Elle me fixa sans expression. Puis, entre un demi-reniflement et un demi-ricanement, elle regarda par la fenêtre.
"Sors maintenant", dit Margot, reprenant sa main de la mienne.
Nous sortîmes de la voiture. Un voiturier vint et emmena sa voiture au parking pendant que nous entrions dans le palais.
Maintenant que je pouvais voir les plantes de près, je ressentis une légère excitation dans mon ventre. Mes jambes se mirent à trembler d'envie de courir à travers le jardin et de voir toutes les plantes de mes propres yeux en réalité. Les mêmes plantes que je n'avais vues que dans les livres de ma mère.
Un palais se tenait juste devant moi, mais je désirais m'échapper dans la nature et respirer l'odeur exaltante de l'herbe couverte de rosée et des fleurs fraîchement écloses.
J'ai placé ma main sur ma poitrine, ressentant mon cœur battre. La première chose qui m'est venue à l'esprit après avoir expérimenté le palais de Pheles, c'est que c'est un lieu qui peut guérir. Les blessures que je ne savais même pas avoir.
J'étais tellement déstabilisée que j'ai oublié pendant une seconde que je devais affronter Jordan dans quelques minutes. Et quand j'ai pensé à Jordan, la seule chose qui me venait à l'esprit, c'était la douleur et la souffrance.
Comment sa maison pouvait-elle dégager une aura qui le contredisait complètement ?
"Je ne pense pas qu'il te le dirait un jour, mais quand ils t'ont amenée à la meute, c'est lui qui a soigné tes os brisés," a déclaré Margot.
"Alpha Carson?" Ai-je demandé.
"Non, Jordan," a-t-elle répondu.
J'ai froncé les sourcils. "Mais pourquoi aurait-il soigné mes blessures ?"

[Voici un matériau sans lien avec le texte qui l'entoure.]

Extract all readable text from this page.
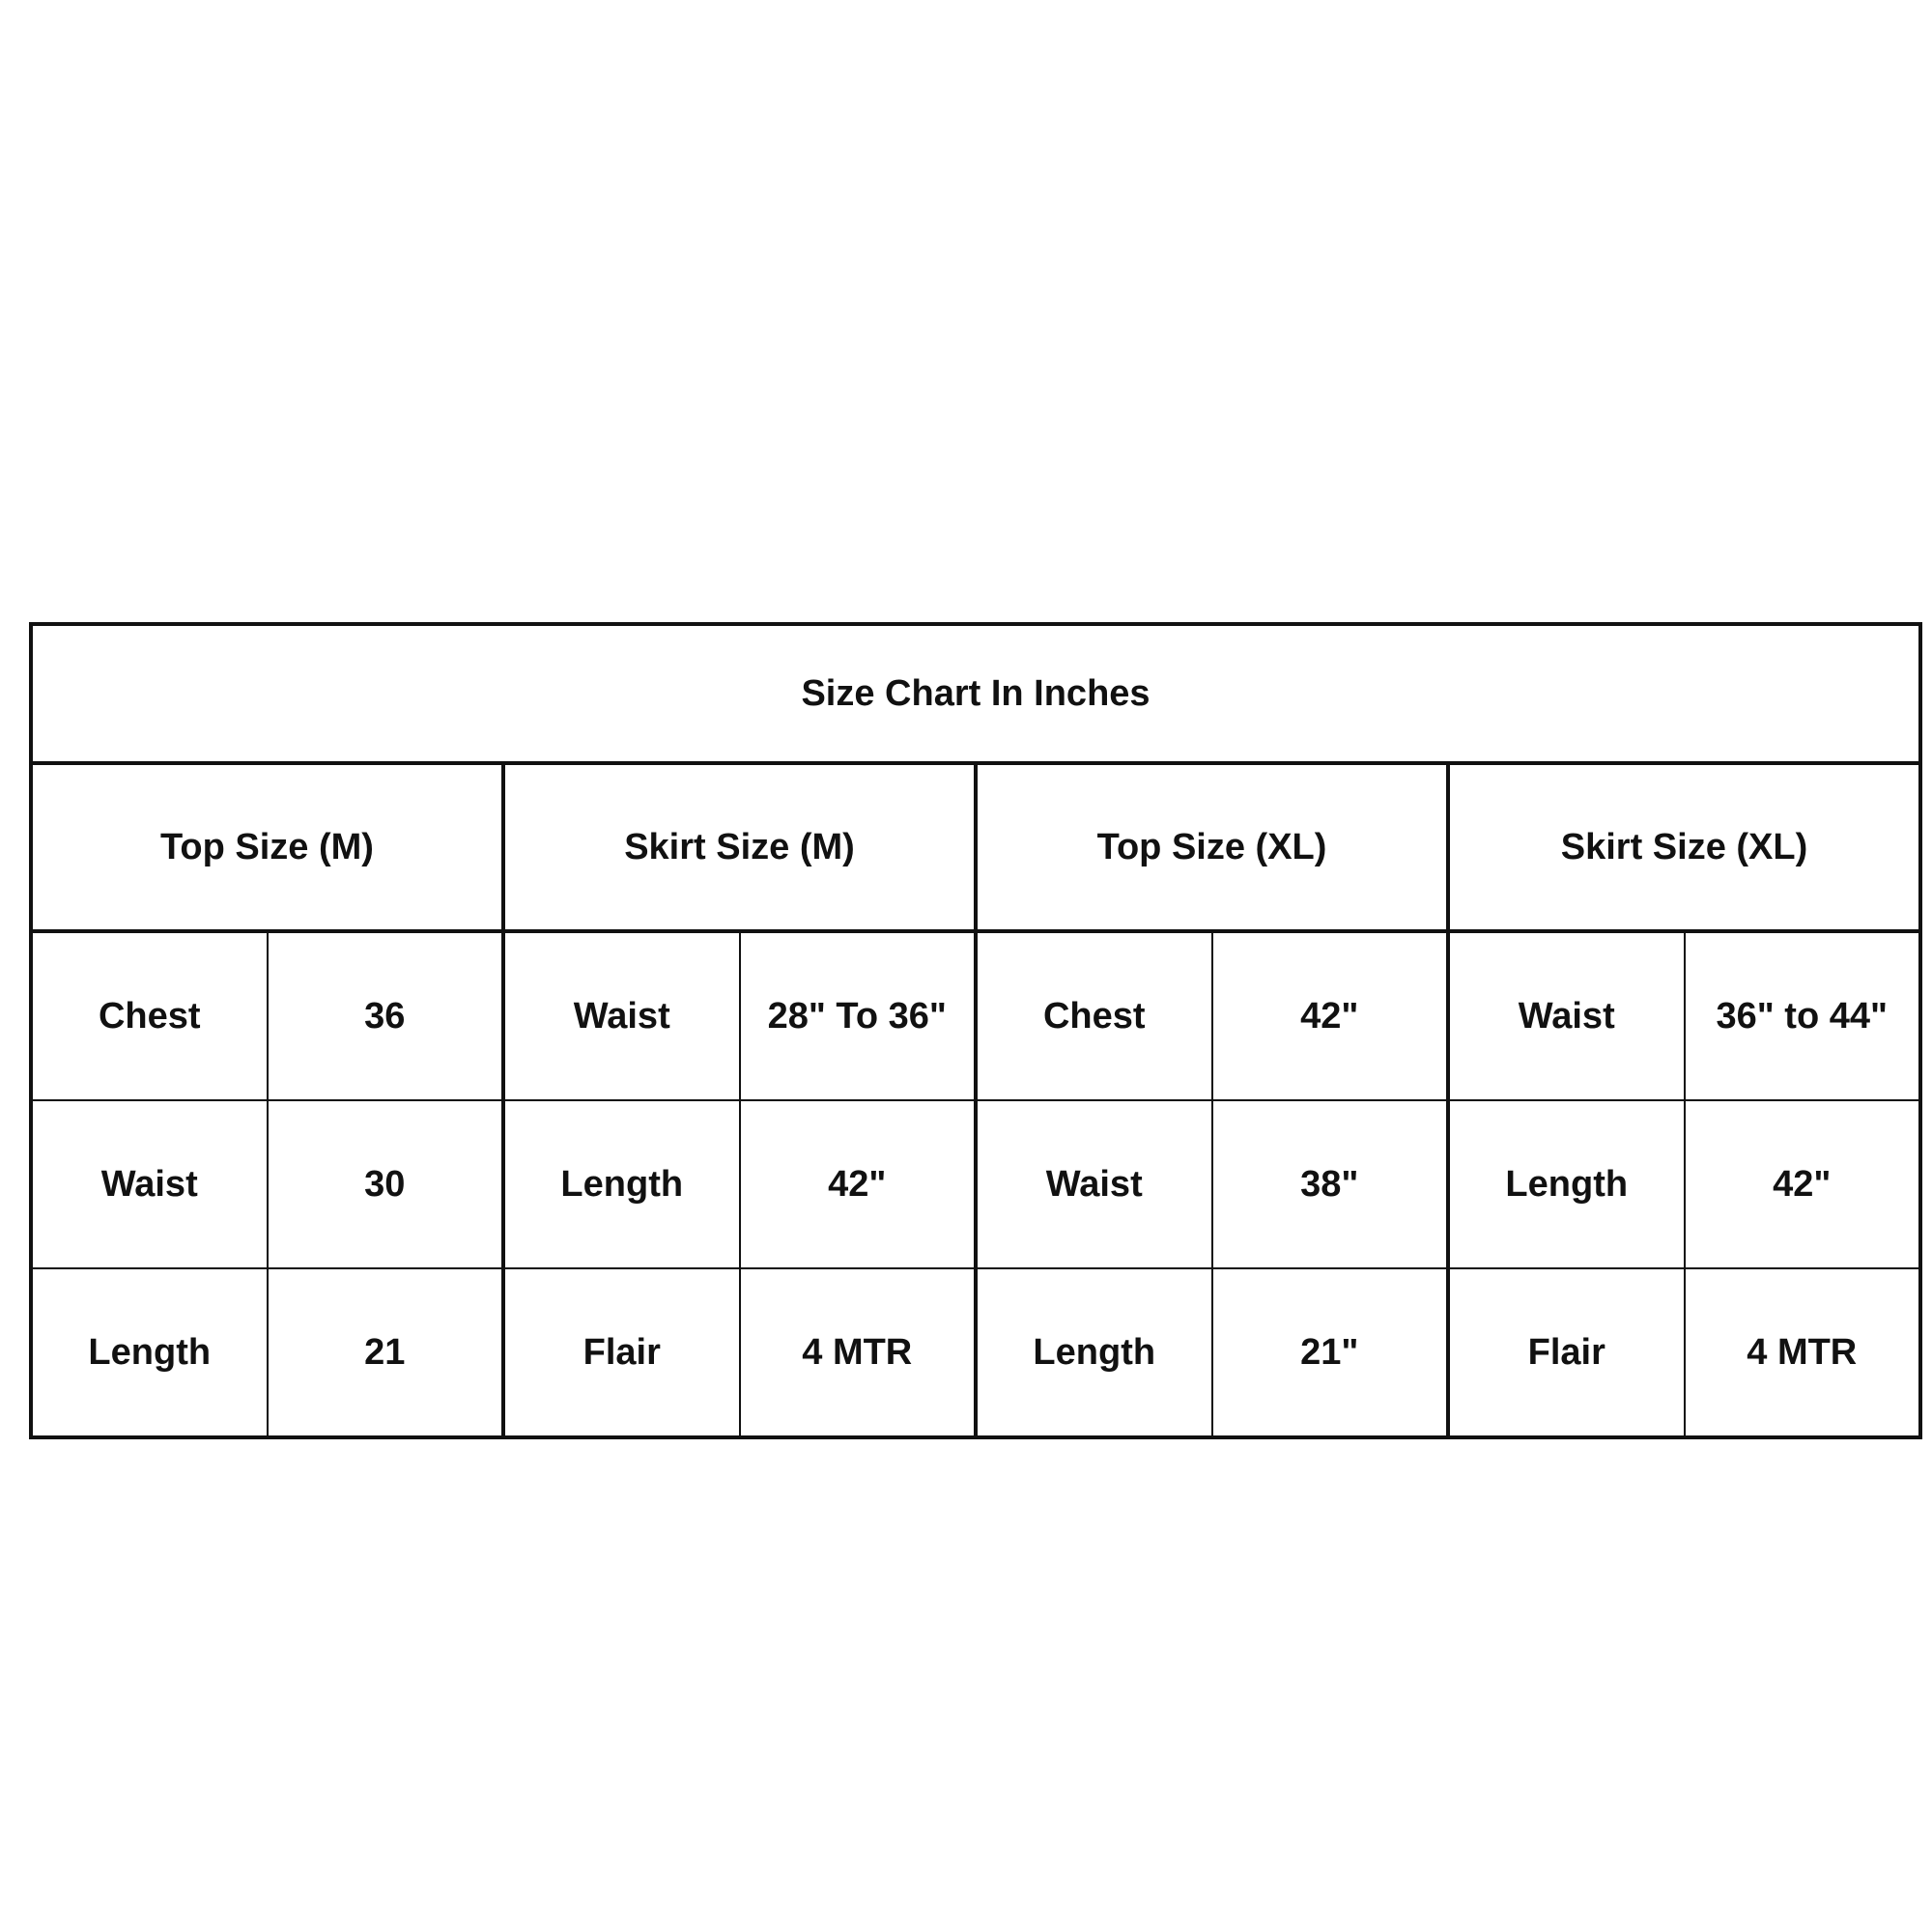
Size Chart In Inches							
Top Size (M)		Skirt Size (M)		Top Size (XL)		Skirt Size (XL)	
Chest	36	Waist	28" To 36"	Chest	42"	Waist	36" to 44"
Waist	30	Length	42"	Waist	38"	Length	42"
Length	21	Flair	4 MTR	Length	21"	Flair	4 MTR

Elle a haussé les épaules.
"Peut-être parce qu'ils veulent que tu sois dans la meilleure condition pour concevoir leurs enfants. Honnêtement, personne ne sait pourquoi ils font ce qu'ils font à part eux trois, alors... c'est comme ça."
Margot est entrée dans le palais, et je l'ai suivie, restant à quelques pas derrière elle alors que je contemplais les émotions insondables qui se nouaient dans ma poitrine.
Depuis mon entrée dans la meute Infernale, j'avais ressenti. Je ne sais pas exactement ce que je ressens, mais c'est le plus que j'aie jamais ressenti dans ma vie.